Ich hatte einen engeren Kontakt zu den Patienten als die fertig ausgebildeten Ärzte, da ich meine Zeit vorwiegend in dem Aufenthaltsraum der Kranken verbrachte. Die Pfleger saßen hinter einer großen abtrennenden Glaswand, beobachteten das Geschehen und griffen vorwiegend bei Besonderheiten ein. Die Patientin hatte sich Aufzeichnungen über ihre Gedanken gemacht und immer wieder kam der Gedanke, dass ihr nicht vergeben werden könne, da sie gegen den Heiligen Geist gesündigt habe.

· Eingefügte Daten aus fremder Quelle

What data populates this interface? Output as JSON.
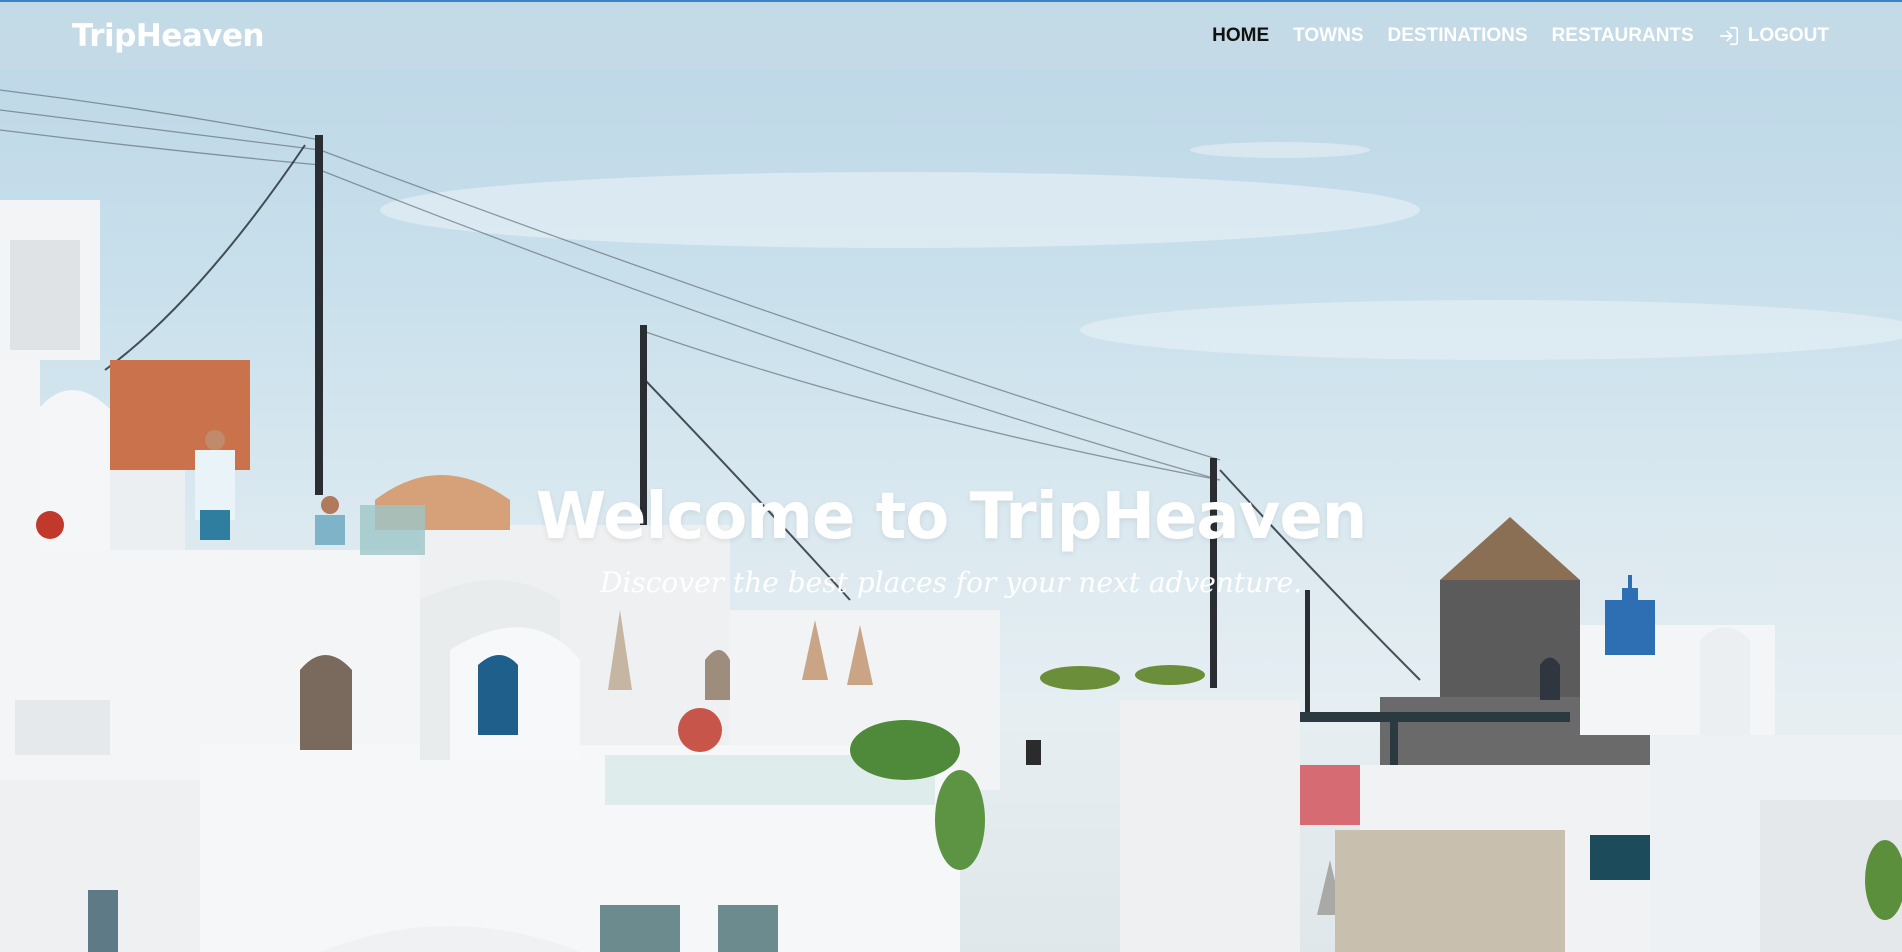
{
  "brand": {
    "name": "TripHeaven"
  },
  "nav": {
    "items": [
      {
        "label": "HOME",
        "active": true
      },
      {
        "label": "TOWNS",
        "active": false
      },
      {
        "label": "DESTINATIONS",
        "active": false
      },
      {
        "label": "RESTAURANTS",
        "active": false
      },
      {
        "label": "LOGOUT",
        "active": false,
        "icon": "logout-icon"
      }
    ]
  },
  "hero": {
    "title": "Welcome to TripHeaven",
    "subtitle": "Discover the best places for your next adventure."
  },
  "colors": {
    "accent_line": "#3b82c4",
    "nav_active": "#111111",
    "nav_text": "#ffffff"
  }
}
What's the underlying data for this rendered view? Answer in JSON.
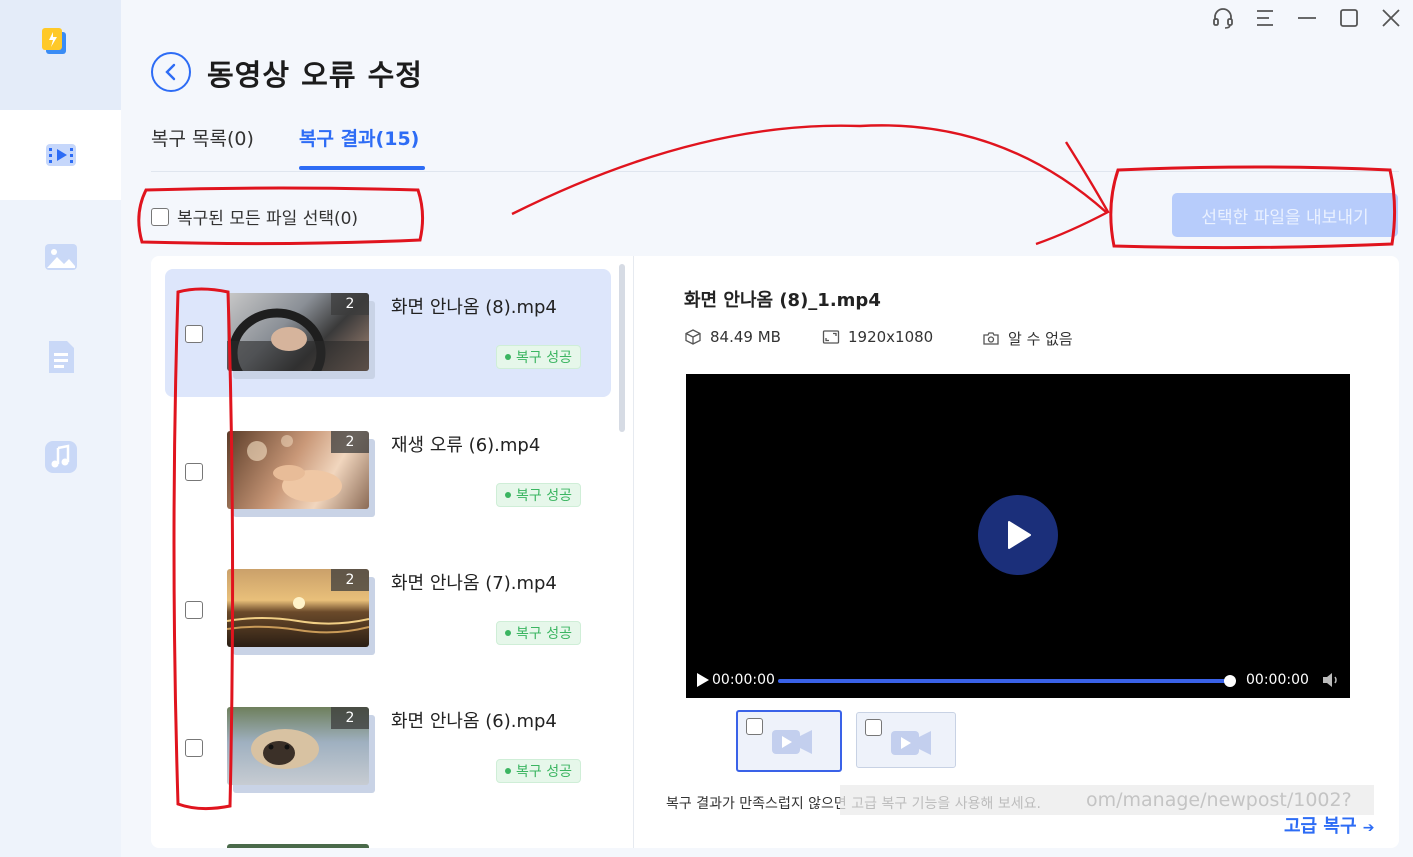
{
  "header": {
    "title": "동영상 오류 수정"
  },
  "tabs": [
    {
      "label": "복구 목록(0)"
    },
    {
      "label": "복구 결과(15)"
    }
  ],
  "toolbar": {
    "select_all_label": "복구된 모든 파일 선택(0)",
    "export_label": "선택한 파일을 내보내기"
  },
  "list": {
    "items": [
      {
        "name": "화면 안나옴 (8).mp4",
        "count": "2",
        "status": "복구 성공",
        "selected": true
      },
      {
        "name": "재생 오류 (6).mp4",
        "count": "2",
        "status": "복구 성공",
        "selected": false
      },
      {
        "name": "화면 안나옴 (7).mp4",
        "count": "2",
        "status": "복구 성공",
        "selected": false
      },
      {
        "name": "화면 안나옴 (6).mp4",
        "count": "2",
        "status": "복구 성공",
        "selected": false
      }
    ]
  },
  "preview": {
    "title": "화면 안나옴 (8)_1.mp4",
    "size": "84.49 MB",
    "resolution": "1920x1080",
    "camera": "알 수 없음",
    "time_current": "00:00:00",
    "time_total": "00:00:00",
    "hint": "복구 결과가 만족스럽지 않으면 고급 복구 기능을 사용해 보세요.",
    "watermark": "om/manage/newpost/1002?",
    "advanced_label": "고급 복구"
  },
  "colors": {
    "accent": "#2d6cf5",
    "success": "#3bb561",
    "annotation": "#e0141e"
  }
}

Dazu angeführt hatte sie Schriftstellen, unter anderem Matthäus 12,3-1, wo die Kirche Bibeljesus sagen lässt: „Darum sage ich Euch: Alle Sünde und Lästerung wird den Menschen vergeben aber die Lästerung wider den Geist wird den Menschen nicht vergeben.“ Die Überzeugung, wider den Heiligen Geist gesündigt zu haben, war steif und fest, obwohl die Sünde an sich ihr gar nicht erinnerlich war. Dadurch war ein Bereuen nicht möglich, welches ihr nach dem Bibeljesustext aber auch nicht viel geholfen hätte. Wo Bibeljesus nicht vergibt, vergibt er eben nicht. Die o.g. Bibelstelle ist klassisch pathogen und wird als krankmachender Ausspruch Jesu auch in einem Beispiel bei Hans-Dieter Schorege erwähnt.

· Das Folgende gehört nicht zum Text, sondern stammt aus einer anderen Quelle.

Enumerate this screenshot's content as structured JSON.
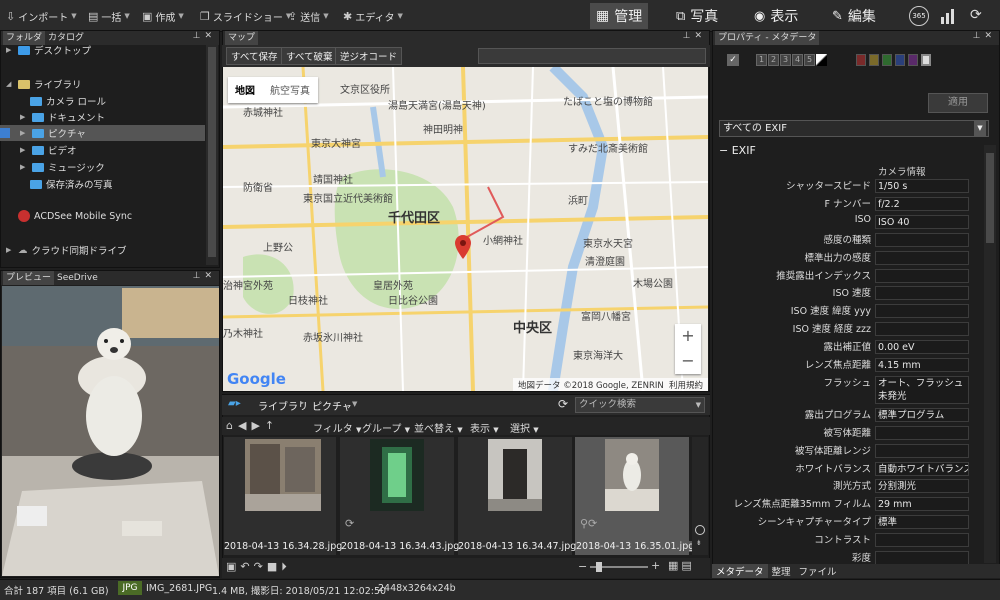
{
  "toolbar": {
    "import": "インポート",
    "batch": "一括",
    "create": "作成",
    "slideshow": "スライドショー",
    "send": "送信",
    "editor": "エディタ"
  },
  "modes": {
    "manage": "管理",
    "photos": "写真",
    "view": "表示",
    "edit": "編集",
    "badge365": "365"
  },
  "folders": {
    "tab_folder": "フォルダ",
    "tab_catalog": "カタログ",
    "items": {
      "desktop": "デスクトップ",
      "library": "ライブラリ",
      "camera_roll": "カメラ ロール",
      "documents": "ドキュメント",
      "pictures": "ピクチャ",
      "videos": "ビデオ",
      "music": "ミュージック",
      "saved_pictures": "保存済みの写真",
      "mobile_sync": "ACDSee Mobile Sync",
      "cloud": "クラウド同期ドライブ"
    }
  },
  "preview": {
    "tab_preview": "プレビュー",
    "tab_seedrive": "SeeDrive"
  },
  "map": {
    "tab": "マップ",
    "save_all": "すべて保存",
    "discard_all": "すべて破棄",
    "reverse_geocode": "逆ジオコード",
    "type_map": "地図",
    "type_aerial": "航空写真",
    "attribution": "地図データ ©2018 Google, ZENRIN",
    "terms": "利用規約",
    "zoom_in": "+",
    "zoom_out": "−",
    "google": "Google",
    "labels": {
      "chiyoda": "千代田区",
      "chuo": "中央区",
      "bunkyo": "文京区役所",
      "yushima": "湯島天満宮(湯島天神)",
      "tabako": "たばこと塩の博物館",
      "akagi": "赤城神社",
      "kanda_myojin": "神田明神",
      "sumida": "すみだ北斎美術館",
      "tokyo_daijingu": "東京大神宮",
      "yasukuni": "靖国神社",
      "bousai": "防衛省",
      "kogeikan": "東京国立近代美術館",
      "kokyo": "皇居東御苑",
      "hama": "浜町",
      "meijijingu_gaien": "治神宮外苑",
      "nezu_jinja": "日枝神社",
      "kokyo_gaien": "皇居外苑",
      "hibiya": "日比谷公園",
      "tokyo_eki": "東京駅",
      "tokyo_stn_kosen": "東京水天宮",
      "kiyosumi": "清澄庭園",
      "kibaba": "木場公園",
      "tomioka": "富岡八幡宮",
      "etchujima": "江東区",
      "nogizaka": "乃木神社",
      "akasaka": "赤坂氷川神社",
      "kaiyo": "東京海洋大",
      "ueno": "上野公",
      "jinbocho": "神田明神",
      "kobe": "小網神社",
      "mitsukoshi": "三越前"
    }
  },
  "browser": {
    "crumb_library": "ライブラリ",
    "crumb_pictures": "ピクチャ",
    "search_placeholder": "クイック検索",
    "filter": "フィルタ",
    "group": "グループ",
    "sort": "並べ替え",
    "view": "表示",
    "select": "選択",
    "thumbs": [
      "2018-04-13 16.34.28.jpg",
      "2018-04-13 16.34.43.jpg",
      "2018-04-13 16.34.47.jpg",
      "2018-04-13 16.35.01.jpg"
    ]
  },
  "properties": {
    "tab": "プロパティ - メタデータ",
    "ratings": [
      "1",
      "2",
      "3",
      "4",
      "5"
    ],
    "apply": "適用",
    "exif_select": "すべての EXIF",
    "section": "EXIF",
    "camera_info": "カメラ情報",
    "rows": [
      {
        "k": "シャッタースピード",
        "v": "1/50 s"
      },
      {
        "k": "F ナンバー",
        "v": "f/2.2"
      },
      {
        "k": "ISO",
        "v": "ISO 40"
      },
      {
        "k": "感度の種類",
        "v": ""
      },
      {
        "k": "標準出力の感度",
        "v": ""
      },
      {
        "k": "推奨露出インデックス",
        "v": ""
      },
      {
        "k": "ISO 速度",
        "v": ""
      },
      {
        "k": "ISO 速度 緯度 yyy",
        "v": ""
      },
      {
        "k": "ISO 速度 経度 zzz",
        "v": ""
      },
      {
        "k": "露出補正値",
        "v": "0.00 eV"
      },
      {
        "k": "レンズ焦点距離",
        "v": "4.15 mm"
      },
      {
        "k": "フラッシュ",
        "v": "オート、フラッシュ未発光"
      },
      {
        "k": "露出プログラム",
        "v": "標準プログラム"
      },
      {
        "k": "被写体距離",
        "v": ""
      },
      {
        "k": "被写体距離レンジ",
        "v": ""
      },
      {
        "k": "ホワイトバランス",
        "v": "自動ホワイトバランス"
      },
      {
        "k": "測光方式",
        "v": "分割測光"
      },
      {
        "k": "レンズ焦点距離35mm フィルム",
        "v": "29 mm"
      },
      {
        "k": "シーンキャプチャータイプ",
        "v": "標準"
      },
      {
        "k": "コントラスト",
        "v": ""
      },
      {
        "k": "彩度",
        "v": ""
      }
    ],
    "tabs": {
      "metadata": "メタデータ",
      "organize": "整理",
      "file": "ファイル"
    }
  },
  "status": {
    "total": "合計 187 項目 (6.1 GB)",
    "format": "JPG",
    "filename": "IMG_2681.JPG",
    "info": "1.4 MB, 撮影日: 2018/05/21 12:02:50",
    "dims": "2448x3264x24b"
  }
}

Was nun Bibeljesus mit sündigen Menschen vorhat, denen er nicht vergibt, wurde oben schon angesprochen: Er wird deren Koch. Ich organisierte eine „Absolution“. Der Anstaltsgeistliche wurde bemüht. Ich war bei dem Gespräch nicht dabei und weiß auch nicht, wie es verlief. Nach dem Gespräch tat sich an den Auffälligkeiten der Patientin nichts. Damals hatte ich noch Vertrauen zur Geistlichkeit. Gott möge mir verzeihen.
In ihren Aufzeichnungen schildert die Patientin panische Angst und immense Schuldgefühle. Die Mutter habe das Kind autoritär „regiert“ und das Kind nur bei Folgsamkeit geliebt, der Vater trat für das Kind kaum in Erscheinung, er wird als farblos und schwach geschildert. (Personendaten werden in diesem Buch zum Personenschutz bisweilen abgewandelt).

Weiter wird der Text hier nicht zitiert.